I struggled to convince him. More than anything, I longed to stop the deaths. “Don’t you understand?” I cried. “These urges rise up in me, and to fight them is futile. Urges despicable and gruesome—animal urges like those of a mad dog or—or a trapped and tortured hyena. With instincts most wretched and ruthless. And those I feed on could become like me, ravenous, diseased. We will all kill to live and live to kill because the force that drives my wretched existence cannot be denied. Even cancer cel
ls will destroy their host to replicate and thrive, just as the severed head of a poisonous snake will still clamp on the hunter’s hand and discharge its poison. Not for nothing have vampires inspired terror and repulsion, been despised and found hideous by all mankind. Look at me! A monster! A predator preying on the helpless, victims of their own innocence. So, Ben, grant me this one last gesture of devotion. Say you will do it.”
Ben sighed and placed his huge hands over his eyes. “I will, Mr. Barnabas. I’ll do what you want.”
Mother, I felt a great sense of reprieve. My body was lighter, and I sighed deeply. “And when I am gone, remember what was good about me. Remember me as I was.”
Ben, poor helpless peasant, torn between loyalty and obedience, was weeping again. And as soon as I had his promise, I knew I would extract another. And I now admit to you, this request was one of the utmost selfishness, and it was my doom.
“Just one last thing, Ben.” He lifted his rheumy eyes to mine. “Before I go, I must see her again.”
“Not Miss Josette!”
“Yes. I can say good-bye to everything in this world except her.”
“But she thinks you are dead!”
“I will go quietly in the night, while she sleeps. She will never know I was there.”
“But what if she wakes up?”
“She will not wake. I will want to wake her, want it desperately, to—hold her, to—to take her with me…” I could not finish my thought. “But I love her too much for that. I will return before dawn, and you must be here to do what you have promised.” I reached for Ben and embraced him. “Good-bye, true friend,” I said. “Do not fail me.”

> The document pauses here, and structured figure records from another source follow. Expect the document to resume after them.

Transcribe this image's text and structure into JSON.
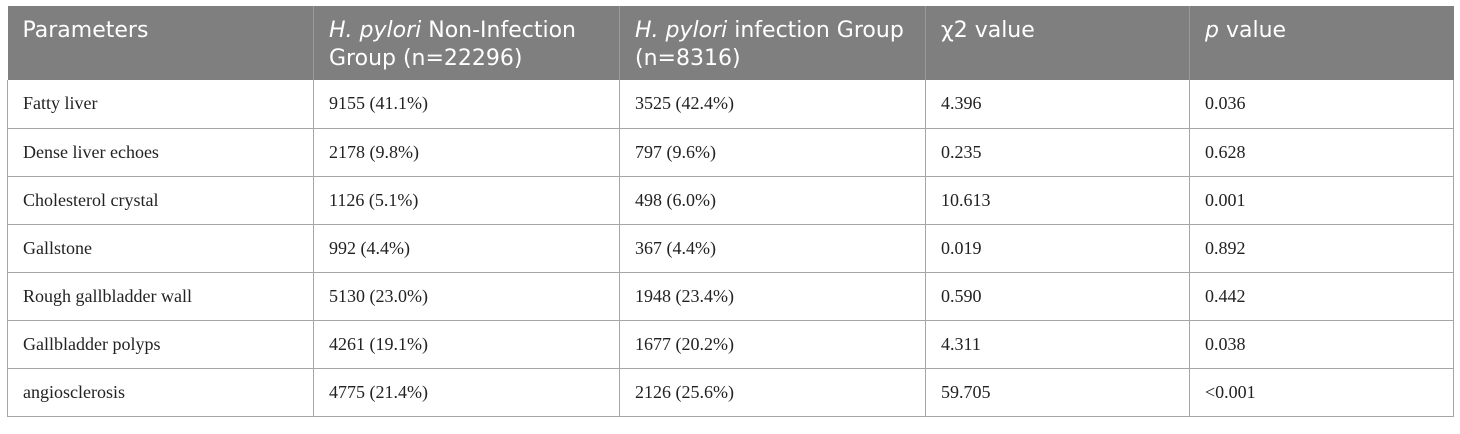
{
  "table": {
    "headers": [
      {
        "italic": "",
        "text": "Parameters"
      },
      {
        "italic": "H. pylori",
        "text": " Non-Infection Group (n=22296)"
      },
      {
        "italic": "H. pylori",
        "text": " infection Group (n=8316)"
      },
      {
        "italic": "",
        "text": "χ2 value"
      },
      {
        "italic": "p",
        "text": " value"
      }
    ],
    "rows": [
      [
        "Fatty liver",
        "9155 (41.1%)",
        "3525 (42.4%)",
        "4.396",
        "0.036"
      ],
      [
        "Dense liver echoes",
        "2178 (9.8%)",
        "797 (9.6%)",
        "0.235",
        "0.628"
      ],
      [
        "Cholesterol crystal",
        "1126 (5.1%)",
        "498 (6.0%)",
        "10.613",
        "0.001"
      ],
      [
        "Gallstone",
        "992 (4.4%)",
        "367 (4.4%)",
        "0.019",
        "0.892"
      ],
      [
        "Rough gallbladder wall",
        "5130 (23.0%)",
        "1948 (23.4%)",
        "0.590",
        "0.442"
      ],
      [
        "Gallbladder polyps",
        "4261 (19.1%)",
        "1677 (20.2%)",
        "4.311",
        "0.038"
      ],
      [
        "angiosclerosis",
        "4775 (21.4%)",
        "2126 (25.6%)",
        "59.705",
        "<0.001"
      ]
    ]
  },
  "colors": {
    "header_bg": "#7f7f7f",
    "header_text": "#ffffff",
    "grid": "#a6a6a6",
    "body_text": "#222222"
  }
}
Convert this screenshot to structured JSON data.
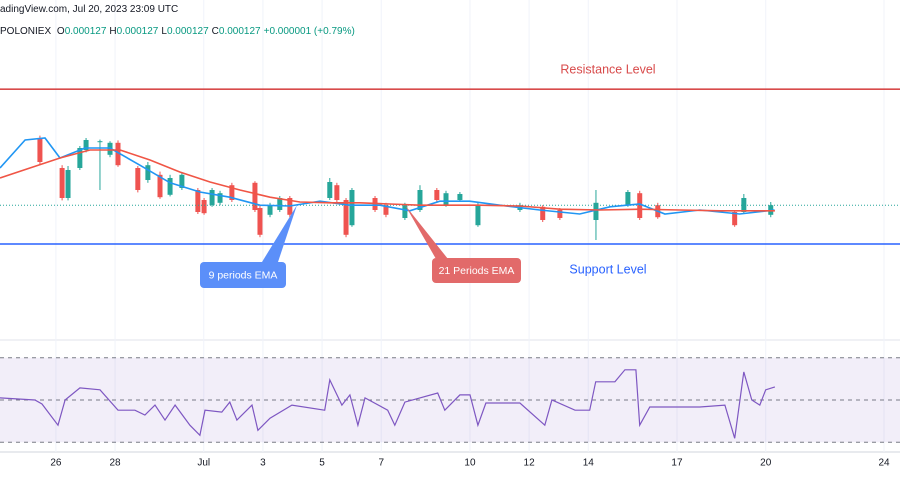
{
  "header": {
    "source": "adingView.com, Jul 20, 2023 23:09 UTC",
    "symbol": "POLONIEX",
    "fields": [
      {
        "label": "O",
        "value": "0.000127"
      },
      {
        "label": "H",
        "value": "0.000127"
      },
      {
        "label": "L",
        "value": "0.000127"
      },
      {
        "label": "C",
        "value": "0.000127"
      }
    ],
    "change": "+0.000001 (+0.79%)"
  },
  "chart_data": [
    {
      "type": "candlestick",
      "up_color": "#26a69a",
      "down_color": "#ef5350",
      "grid": true,
      "xlim": [
        24.11,
        54.54
      ],
      "ylim": [
        0.00011075,
        0.00015075
      ],
      "xticks": [
        26,
        28,
        {
          "value": 31,
          "label": "Jul"
        },
        {
          "value": 33,
          "label": "3"
        },
        {
          "value": 35,
          "label": "5"
        },
        {
          "value": 37,
          "label": "7"
        },
        {
          "value": 40,
          "label": "10"
        },
        {
          "value": 42,
          "label": "12"
        },
        {
          "value": 44,
          "label": "14"
        },
        {
          "value": 47,
          "label": "17"
        },
        {
          "value": 50,
          "label": "20"
        },
        {
          "value": 54,
          "label": "24"
        }
      ],
      "x": [
        25.46,
        26.21,
        26.41,
        26.81,
        27.02,
        27.49,
        27.83,
        28.1,
        28.77,
        29.11,
        29.52,
        29.86,
        30.26,
        30.8,
        31.01,
        31.28,
        31.55,
        31.95,
        32.73,
        32.9,
        33.24,
        33.57,
        33.91,
        35.26,
        35.5,
        35.81,
        36.01,
        36.79,
        37.16,
        37.8,
        38.31,
        38.88,
        39.19,
        39.66,
        40.27,
        41.69,
        42.46,
        43.04,
        44.26,
        45.34,
        45.74,
        46.35,
        48.95,
        49.26,
        50.17
      ],
      "open": [
        0.000136,
        0.00013225,
        0.0001285,
        0.00013225,
        0.0001345,
        0.0001356,
        0.0001339,
        0.0001354,
        0.00013225,
        0.00013075,
        0.0001314,
        0.0001289,
        0.00012975,
        0.0001295,
        0.00012825,
        0.0001276,
        0.0001279,
        0.0001301,
        0.0001304,
        0.00012725,
        0.0001264,
        0.000127,
        0.0001285,
        0.0001285,
        0.0001301,
        0.00012825,
        0.0001251,
        0.0001285,
        0.0001276,
        0.000126,
        0.000127,
        0.0001295,
        0.0001276,
        0.00012825,
        0.0001251,
        0.000127,
        0.0001274,
        0.000127,
        0.00012575,
        0.0001276,
        0.0001291,
        0.0001276,
        0.00012675,
        0.00012675,
        0.0001264
      ],
      "high": [
        0.0001363,
        0.0001326,
        0.0001325,
        0.000135,
        0.000136,
        0.0001358,
        0.0001356,
        0.0001357,
        0.0001325,
        0.000133,
        0.0001318,
        0.0001314,
        0.0001316,
        0.00012975,
        0.0001285,
        0.00012975,
        0.0001294,
        0.0001304,
        0.0001306,
        0.0001275,
        0.0001279,
        0.00012875,
        0.00012875,
        0.000131,
        0.0001304,
        0.0001285,
        0.00012975,
        0.00012875,
        0.0001279,
        0.0001279,
        0.0001301,
        0.00012975,
        0.0001294,
        0.00012925,
        0.0001279,
        0.0001279,
        0.0001276,
        0.00012725,
        0.0001295,
        0.0001295,
        0.0001294,
        0.0001279,
        0.000127,
        0.000129,
        0.000128
      ],
      "low": [
        0.0001327,
        0.0001282,
        0.0001282,
        0.000132,
        0.0001342,
        0.0001295,
        0.0001336,
        0.0001324,
        0.0001292,
        0.0001304,
        0.0001284,
        0.0001287,
        0.0001295,
        0.0001265,
        0.0001264,
        0.0001274,
        0.0001276,
        0.000128,
        0.00012675,
        0.0001236,
        0.0001261,
        0.00012675,
        0.0001261,
        0.00012825,
        0.000128,
        0.0001236,
        0.0001249,
        0.00012675,
        0.0001261,
        0.00012575,
        0.00012675,
        0.000128,
        0.0001274,
        0.000128,
        0.0001249,
        0.00012675,
        0.0001255,
        0.00012575,
        0.00012325,
        0.0001274,
        0.00012575,
        0.0001259,
        0.0001249,
        0.0001265,
        0.0001261
      ],
      "close": [
        0.000133,
        0.0001285,
        0.000132,
        0.00013475,
        0.00013575,
        0.0001356,
        0.0001354,
        0.0001326,
        0.0001295,
        0.0001326,
        0.0001286,
        0.000131,
        0.0001314,
        0.00012675,
        0.0001266,
        0.0001295,
        0.0001291,
        0.00012825,
        0.000127,
        0.0001239,
        0.0001276,
        0.0001285,
        0.0001264,
        0.0001305,
        0.00012825,
        0.0001239,
        0.0001295,
        0.000127,
        0.0001264,
        0.0001276,
        0.0001295,
        0.00012825,
        0.0001291,
        0.000129,
        0.0001276,
        0.0001276,
        0.00012575,
        0.000126,
        0.0001279,
        0.00012925,
        0.000126,
        0.0001261,
        0.0001251,
        0.0001285,
        0.0001276
      ],
      "series": [
        {
          "name": "9 periods EMA",
          "color": "#2196f3",
          "x": [
            24.11,
            24.96,
            25.63,
            26.14,
            26.98,
            27.83,
            28.84,
            29.86,
            30.87,
            31.88,
            32.9,
            33.91,
            34.93,
            35.94,
            36.95,
            37.97,
            38.98,
            39.99,
            41.01,
            42.36,
            43.71,
            44.73,
            45.74,
            46.59,
            47.77,
            49.12,
            50.3
          ],
          "values": [
            0.00013225,
            0.00013575,
            0.000136,
            0.0001335,
            0.00013475,
            0.00013475,
            0.0001326,
            0.0001304,
            0.00012925,
            0.0001286,
            0.0001276,
            0.0001275,
            0.0001281,
            0.0001276,
            0.0001276,
            0.0001269,
            0.0001281,
            0.0001281,
            0.0001276,
            0.000127,
            0.0001265,
            0.0001274,
            0.00012775,
            0.0001265,
            0.000127,
            0.0001265,
            0.000127
          ]
        },
        {
          "name": "21 Periods EMA",
          "color": "#f05545",
          "x": [
            24.11,
            25.12,
            26.14,
            27.15,
            28.17,
            29.18,
            30.19,
            31.21,
            32.22,
            33.24,
            34.25,
            35.26,
            36.28,
            37.29,
            38.31,
            39.32,
            40.33,
            41.69,
            43.04,
            44.39,
            45.74,
            47.09,
            48.45,
            50.31
          ],
          "values": [
            0.000131,
            0.00013225,
            0.0001335,
            0.0001345,
            0.0001345,
            0.00013325,
            0.00013175,
            0.0001305,
            0.0001295,
            0.0001286,
            0.000128,
            0.0001279,
            0.0001279,
            0.00012775,
            0.0001276,
            0.0001276,
            0.0001276,
            0.0001275,
            0.0001271,
            0.000127,
            0.0001271,
            0.000127,
            0.0001269,
            0.0001269
          ]
        }
      ],
      "levels": [
        {
          "name": "Resistance Level",
          "value": 0.0001421,
          "color": "#d84a4a"
        },
        {
          "name": "Support Level",
          "value": 0.00012275,
          "color": "#2962ff"
        }
      ]
    },
    {
      "type": "line",
      "color": "#7e57c2",
      "xlim": [
        24.11,
        54.54
      ],
      "ylim": [
        24,
        76
      ],
      "levels": [
        30,
        50,
        70
      ],
      "x": [
        24.11,
        25.29,
        25.53,
        26.07,
        26.31,
        26.81,
        27.49,
        28.1,
        28.67,
        29.01,
        29.35,
        29.69,
        30.03,
        30.53,
        30.87,
        31.04,
        31.61,
        31.88,
        32.12,
        32.63,
        32.83,
        33.24,
        33.98,
        35.09,
        35.26,
        35.67,
        35.94,
        36.21,
        36.45,
        37.22,
        37.46,
        37.8,
        38.91,
        39.15,
        39.66,
        40.0,
        40.27,
        40.54,
        41.69,
        42.53,
        42.77,
        43.55,
        44.05,
        44.25,
        44.9,
        45.24,
        45.61,
        45.74,
        46.08,
        47.77,
        48.62,
        48.95,
        49.26,
        49.53,
        49.8,
        50.0,
        50.31
      ],
      "values": [
        51.0,
        50,
        48.1,
        38.1,
        50,
        55.7,
        54.8,
        45.2,
        45.2,
        42.9,
        47.6,
        40.5,
        47.6,
        38.1,
        33.3,
        45.2,
        44.3,
        49.0,
        40.5,
        47.6,
        35.7,
        41.4,
        47.6,
        45.2,
        59.5,
        47.6,
        52.4,
        38.1,
        51.0,
        45.2,
        38.1,
        49.0,
        53.3,
        45.2,
        52.4,
        52.4,
        38.1,
        48.6,
        48.6,
        38.1,
        50,
        45.2,
        45.2,
        58.6,
        58.6,
        64.3,
        64.3,
        38.1,
        46.7,
        46.7,
        47.6,
        31.9,
        63.3,
        50,
        47.6,
        54.8,
        56.2
      ]
    }
  ]
}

I came to Josette’s room in the form of a bat, hovering at her window, and I saw her sleeping in the moonlight, the crocheted canopy of her four-poster bed casting spiderweb shadows on her coverlet and across her face and form. It was as if she slept in a cloud, all downy quilts and soft stuffs. She wore a blue satin gown that clung to her shoulders, and her dark curls were spread across her pillow. Her lips were parted and the fragrance of her breath came to me, the odor of mint. As I settled on her carpet and leaned over her, I was struck breathless by her satiny cheek, like the petals of a flower, her heart-shaped face, and dark lashes that twitched as though she saw something in her dream. But what pained me more than her beauty, or even her purity, was my helplessness in the presence of her loyal and unselfish soul.